Not applicable to someone asking in a roundabout method, “how can I make a ChatGPT GPT do xxx”, though.
“Embeddings” is being used ambiguously, like “stick some data in somewhere”, when it should be clear that it has a very distinct meaning in natural language AI processing.
It’s probably semantics, but embeddings, or a list of numbers, as input to a language model generally results in gibberish.
We get this question a lot, and @_j is right, basically the input needs to be text, but yes, the internals are numbers.
The OP want’s to encode an image to text and then form an embedding. So it’s a 2-step process.
First have an AI model describe what is in the image and output text. Then take the output text and embed it to create the embedding vector.
What is the use-case behind converting your image to text and then to embeddings ?

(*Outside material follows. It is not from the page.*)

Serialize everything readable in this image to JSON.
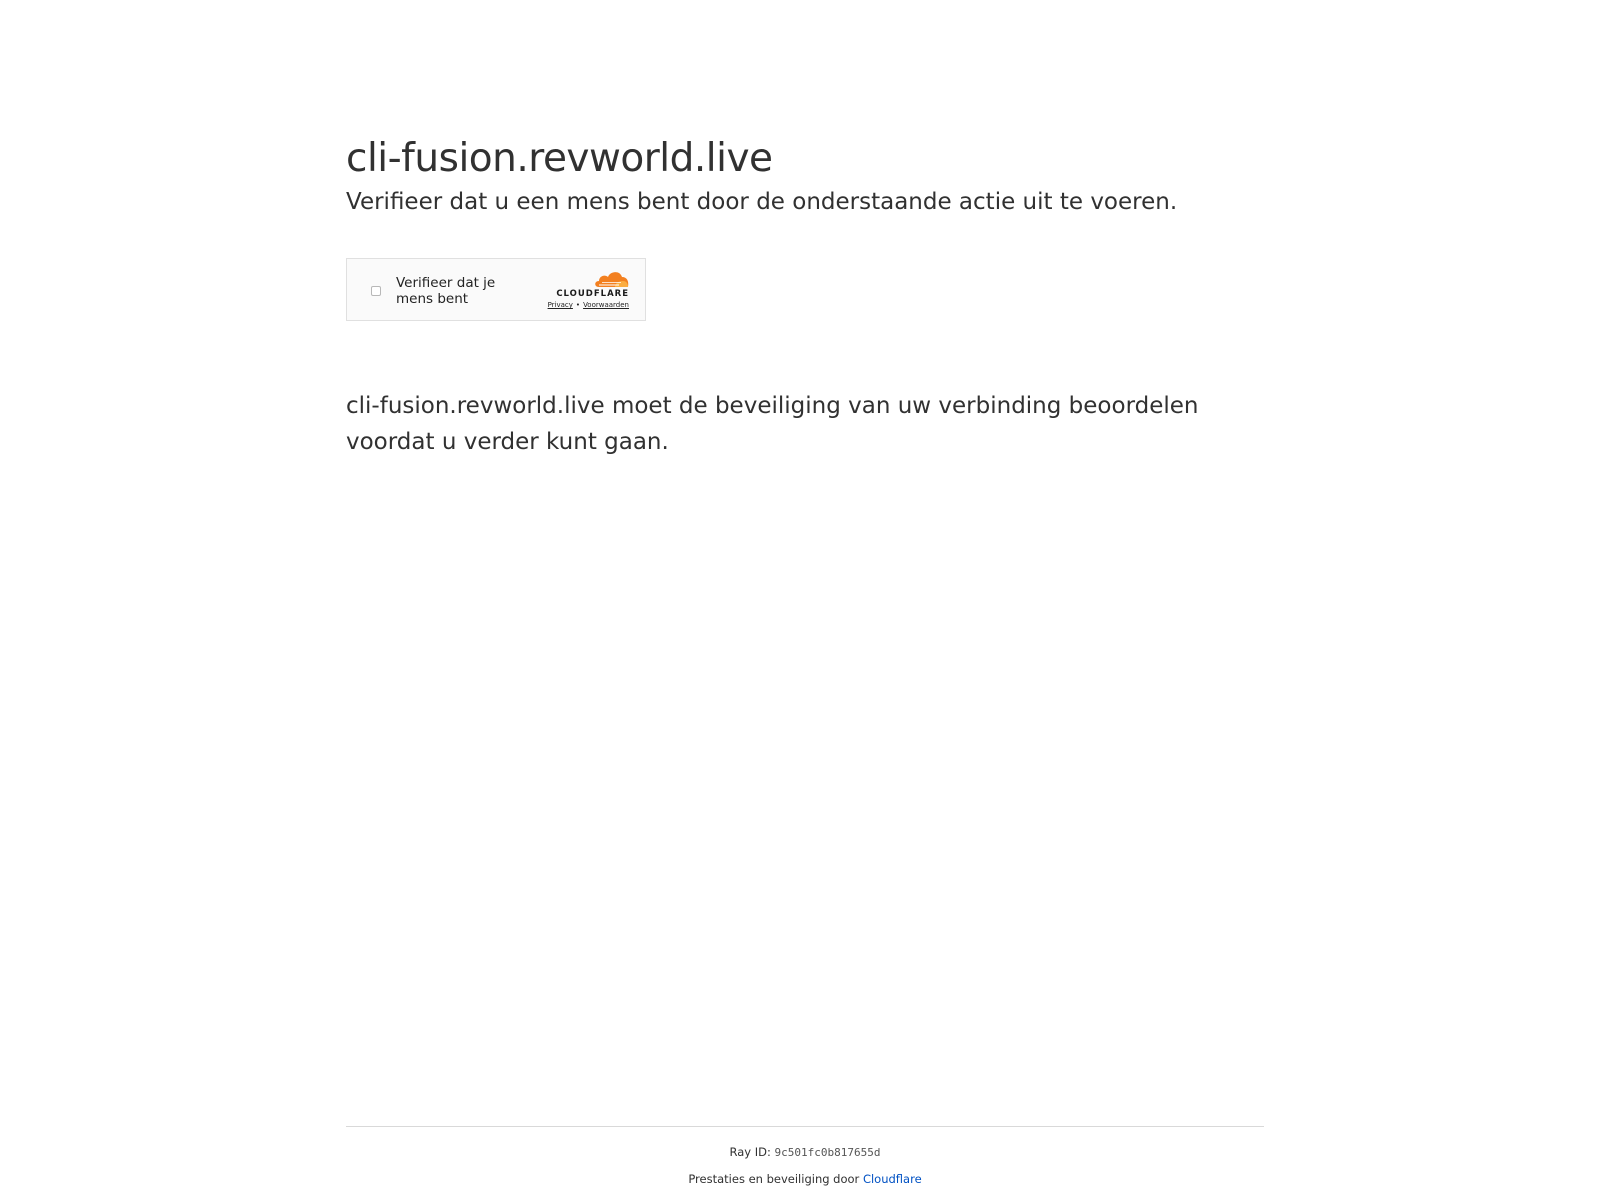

we can directly integrate text and multiple images
if this is possible, we don’t have to give them to GPT4 separately
GPT4 can understand text and images without connecting them manually by texts
For example, now we have to specify text and images with “first image is …” or “second images is …”
You can’t pass embeddings. They would be destroyed by tokenisation and no longer embeddings if you were silly enough to try.
The OP want’s to encode an image to text and then form an embedding. So it’s a 2-step process.
This is very fascinating, cool stuff. I do the same kind of things with my own and open source models, where you can stay in the latent and embedding space.
Yep, clarity is key. How you think about things is pretty much the key to success with llms and neural networks.